La sûreté nucléaire, française en particulier, l’EPR, l’abandon d’ASTRID
LA SÛRETÉ NUCLÉAIRE
En la matière, il convient en premier lieu de consulter la mise au point ci-après relative à la sécurité comparée des industries de production d’énergie :
La dernière analyse européenne (largement consultable) mettant à jour le bilan de l’étude (1) externe « Subsidies and costs of EU energy 2014 », lancée dans les années 1990, sur l’impact sanitaire et financier de la production et de la consommation d’énergie(s) affiche les résultats suivants :
Sur 442 accidents survenus dans l’ensemble des pays de l’OCDE, de 1970 à 2008, faisant au total 8882 morts, le nucléaire n’en compte aucun, quand le charbon cher à nos amis allemands et indispensable à la stabilité de leur système électrique en compte 2259, soit 0,157 mort par Gigawatt electrical (GWe) produit et par an, quand le gaz naturel et l’hydraulique, entre autres exemples, comptent respectivement 1258 et 14 morts.

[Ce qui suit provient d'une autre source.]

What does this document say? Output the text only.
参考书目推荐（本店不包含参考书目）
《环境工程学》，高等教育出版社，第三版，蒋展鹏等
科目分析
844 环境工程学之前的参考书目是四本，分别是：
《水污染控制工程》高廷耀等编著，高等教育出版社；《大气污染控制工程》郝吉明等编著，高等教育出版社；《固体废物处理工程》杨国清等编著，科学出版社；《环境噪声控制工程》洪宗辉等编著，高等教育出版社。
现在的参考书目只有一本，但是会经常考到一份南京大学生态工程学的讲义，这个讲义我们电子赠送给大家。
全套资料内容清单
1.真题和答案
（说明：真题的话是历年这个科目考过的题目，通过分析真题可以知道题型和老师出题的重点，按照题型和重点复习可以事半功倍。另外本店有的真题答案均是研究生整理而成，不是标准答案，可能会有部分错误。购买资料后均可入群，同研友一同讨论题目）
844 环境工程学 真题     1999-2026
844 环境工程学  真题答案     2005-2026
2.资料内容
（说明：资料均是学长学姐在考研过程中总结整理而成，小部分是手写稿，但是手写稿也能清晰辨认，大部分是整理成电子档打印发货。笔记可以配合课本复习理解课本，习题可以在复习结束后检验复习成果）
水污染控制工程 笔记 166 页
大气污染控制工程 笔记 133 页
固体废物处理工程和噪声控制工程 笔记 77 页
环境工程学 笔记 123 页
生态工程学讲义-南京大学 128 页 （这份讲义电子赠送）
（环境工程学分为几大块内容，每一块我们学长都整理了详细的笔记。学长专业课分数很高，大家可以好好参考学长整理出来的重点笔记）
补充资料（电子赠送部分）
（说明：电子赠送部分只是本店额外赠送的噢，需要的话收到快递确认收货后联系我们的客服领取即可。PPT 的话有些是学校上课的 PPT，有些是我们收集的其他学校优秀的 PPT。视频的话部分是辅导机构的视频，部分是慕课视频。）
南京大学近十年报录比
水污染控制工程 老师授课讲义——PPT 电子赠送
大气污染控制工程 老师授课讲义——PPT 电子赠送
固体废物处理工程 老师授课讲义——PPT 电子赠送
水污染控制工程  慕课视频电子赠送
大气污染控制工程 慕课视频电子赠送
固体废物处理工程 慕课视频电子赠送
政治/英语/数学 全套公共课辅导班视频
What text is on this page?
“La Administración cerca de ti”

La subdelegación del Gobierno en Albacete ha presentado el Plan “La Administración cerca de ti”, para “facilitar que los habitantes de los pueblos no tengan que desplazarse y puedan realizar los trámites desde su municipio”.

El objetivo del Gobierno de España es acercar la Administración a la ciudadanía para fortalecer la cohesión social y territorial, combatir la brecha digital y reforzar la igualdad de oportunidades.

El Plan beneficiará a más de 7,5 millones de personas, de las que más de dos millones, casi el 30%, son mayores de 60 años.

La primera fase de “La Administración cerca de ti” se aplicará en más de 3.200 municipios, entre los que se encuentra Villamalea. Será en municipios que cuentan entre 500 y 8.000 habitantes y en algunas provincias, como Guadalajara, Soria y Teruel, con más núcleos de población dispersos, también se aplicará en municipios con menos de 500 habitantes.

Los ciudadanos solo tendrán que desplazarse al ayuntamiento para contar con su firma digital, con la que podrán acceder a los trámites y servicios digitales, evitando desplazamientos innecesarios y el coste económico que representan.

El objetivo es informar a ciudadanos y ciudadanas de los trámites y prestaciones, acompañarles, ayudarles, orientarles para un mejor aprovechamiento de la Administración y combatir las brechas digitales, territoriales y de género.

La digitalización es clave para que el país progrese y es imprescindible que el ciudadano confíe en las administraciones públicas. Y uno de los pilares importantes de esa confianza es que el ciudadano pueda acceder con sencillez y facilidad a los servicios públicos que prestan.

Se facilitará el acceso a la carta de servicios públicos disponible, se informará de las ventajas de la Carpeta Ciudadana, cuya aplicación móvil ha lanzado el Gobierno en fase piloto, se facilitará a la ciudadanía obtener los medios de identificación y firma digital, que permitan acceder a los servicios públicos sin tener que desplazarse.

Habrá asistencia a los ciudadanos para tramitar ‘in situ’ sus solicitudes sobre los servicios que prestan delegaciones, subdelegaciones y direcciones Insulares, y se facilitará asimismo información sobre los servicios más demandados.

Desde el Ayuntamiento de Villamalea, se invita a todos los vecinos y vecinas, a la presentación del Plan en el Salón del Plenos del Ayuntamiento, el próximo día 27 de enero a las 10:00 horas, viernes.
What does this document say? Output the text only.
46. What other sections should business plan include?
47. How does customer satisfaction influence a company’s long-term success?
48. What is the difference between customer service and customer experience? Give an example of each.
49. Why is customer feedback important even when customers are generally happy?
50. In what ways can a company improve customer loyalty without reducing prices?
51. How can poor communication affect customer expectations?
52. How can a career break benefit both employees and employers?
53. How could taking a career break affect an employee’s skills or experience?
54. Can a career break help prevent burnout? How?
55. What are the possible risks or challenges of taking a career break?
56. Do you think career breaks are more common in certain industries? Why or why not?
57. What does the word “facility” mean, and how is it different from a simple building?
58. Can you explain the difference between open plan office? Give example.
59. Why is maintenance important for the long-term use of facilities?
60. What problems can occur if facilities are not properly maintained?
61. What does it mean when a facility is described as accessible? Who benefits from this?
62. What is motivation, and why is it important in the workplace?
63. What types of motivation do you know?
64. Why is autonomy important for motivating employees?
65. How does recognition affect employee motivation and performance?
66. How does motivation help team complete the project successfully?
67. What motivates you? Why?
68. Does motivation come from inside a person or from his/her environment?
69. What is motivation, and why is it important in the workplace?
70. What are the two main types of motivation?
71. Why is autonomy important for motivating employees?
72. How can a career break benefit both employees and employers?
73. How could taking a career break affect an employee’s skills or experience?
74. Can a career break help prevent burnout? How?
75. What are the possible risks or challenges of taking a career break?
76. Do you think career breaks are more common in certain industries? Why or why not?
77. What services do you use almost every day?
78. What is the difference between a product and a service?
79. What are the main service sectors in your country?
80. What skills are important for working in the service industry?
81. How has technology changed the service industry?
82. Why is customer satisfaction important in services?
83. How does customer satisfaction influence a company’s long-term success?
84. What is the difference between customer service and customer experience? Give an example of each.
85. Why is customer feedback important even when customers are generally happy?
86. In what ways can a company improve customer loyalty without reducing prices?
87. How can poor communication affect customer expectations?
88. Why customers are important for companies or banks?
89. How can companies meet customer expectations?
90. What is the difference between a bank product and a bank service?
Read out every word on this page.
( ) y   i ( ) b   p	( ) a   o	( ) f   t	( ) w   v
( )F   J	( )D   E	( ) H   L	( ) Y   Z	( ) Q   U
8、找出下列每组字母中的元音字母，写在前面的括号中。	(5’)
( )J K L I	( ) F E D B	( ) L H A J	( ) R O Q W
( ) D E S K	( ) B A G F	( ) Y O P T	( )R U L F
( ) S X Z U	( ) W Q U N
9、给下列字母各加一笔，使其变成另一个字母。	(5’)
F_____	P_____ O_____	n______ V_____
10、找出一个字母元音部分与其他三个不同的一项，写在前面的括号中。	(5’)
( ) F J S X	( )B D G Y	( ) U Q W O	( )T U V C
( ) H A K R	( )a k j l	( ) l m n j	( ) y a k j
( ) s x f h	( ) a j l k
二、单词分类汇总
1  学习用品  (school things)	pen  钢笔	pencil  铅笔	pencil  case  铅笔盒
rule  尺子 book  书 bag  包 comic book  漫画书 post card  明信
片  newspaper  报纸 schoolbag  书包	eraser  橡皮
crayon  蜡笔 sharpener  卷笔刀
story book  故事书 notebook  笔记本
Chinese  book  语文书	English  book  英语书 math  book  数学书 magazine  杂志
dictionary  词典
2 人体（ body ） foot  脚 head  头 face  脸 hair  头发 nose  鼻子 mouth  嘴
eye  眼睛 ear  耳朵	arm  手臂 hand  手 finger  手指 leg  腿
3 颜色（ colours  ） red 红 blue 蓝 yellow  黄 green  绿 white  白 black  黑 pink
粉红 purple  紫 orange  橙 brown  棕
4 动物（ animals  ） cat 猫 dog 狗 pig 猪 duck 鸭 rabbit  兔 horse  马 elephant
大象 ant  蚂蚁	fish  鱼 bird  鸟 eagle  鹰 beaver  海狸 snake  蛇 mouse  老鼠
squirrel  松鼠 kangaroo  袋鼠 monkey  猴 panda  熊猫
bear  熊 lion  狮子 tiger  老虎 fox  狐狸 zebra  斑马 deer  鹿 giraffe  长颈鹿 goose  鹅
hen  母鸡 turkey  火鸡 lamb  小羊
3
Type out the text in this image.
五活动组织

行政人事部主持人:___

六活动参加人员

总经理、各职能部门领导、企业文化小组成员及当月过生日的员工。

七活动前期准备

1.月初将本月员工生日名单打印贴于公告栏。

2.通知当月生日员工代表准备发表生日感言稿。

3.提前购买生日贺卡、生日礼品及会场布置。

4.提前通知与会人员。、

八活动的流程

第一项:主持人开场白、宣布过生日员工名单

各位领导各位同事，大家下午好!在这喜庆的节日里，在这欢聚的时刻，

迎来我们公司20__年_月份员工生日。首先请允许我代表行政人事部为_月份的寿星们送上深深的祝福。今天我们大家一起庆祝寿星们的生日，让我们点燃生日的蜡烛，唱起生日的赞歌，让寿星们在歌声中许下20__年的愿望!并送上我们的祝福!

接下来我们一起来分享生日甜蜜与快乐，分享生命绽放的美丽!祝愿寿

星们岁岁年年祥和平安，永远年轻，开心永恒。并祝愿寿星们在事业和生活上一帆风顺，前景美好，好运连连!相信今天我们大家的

Sur 2925 accidents hors OCDE, faisant au total 92 672 morts, le nucléaire compte les 31 de Tchernobyl (voir, à ce sujet, les rapports de l’UNSCEAR et les projections sanitaires de l’OMS établies sur plusieurs décennies), l’hydraulique 30 069, soit 14,896 morts par GWe produit et par an (!), le pétrole 19 516 (0,896 par GWe produit et par an)… et le charbon 38 672 (0,597 par GWe produit et par an)…
Tout ceci est confirmé par le rapport AEN n°6862 de l’OCDE de 2010, intitulé « Évaluation de risques d’accidents nucléaires comparés à ceux d’autres filières énergétiques » et par le rapport Paul Scherrer Institut de mai 2005 intitulé « Les accidents graves dans le secteur de l’Énergie ».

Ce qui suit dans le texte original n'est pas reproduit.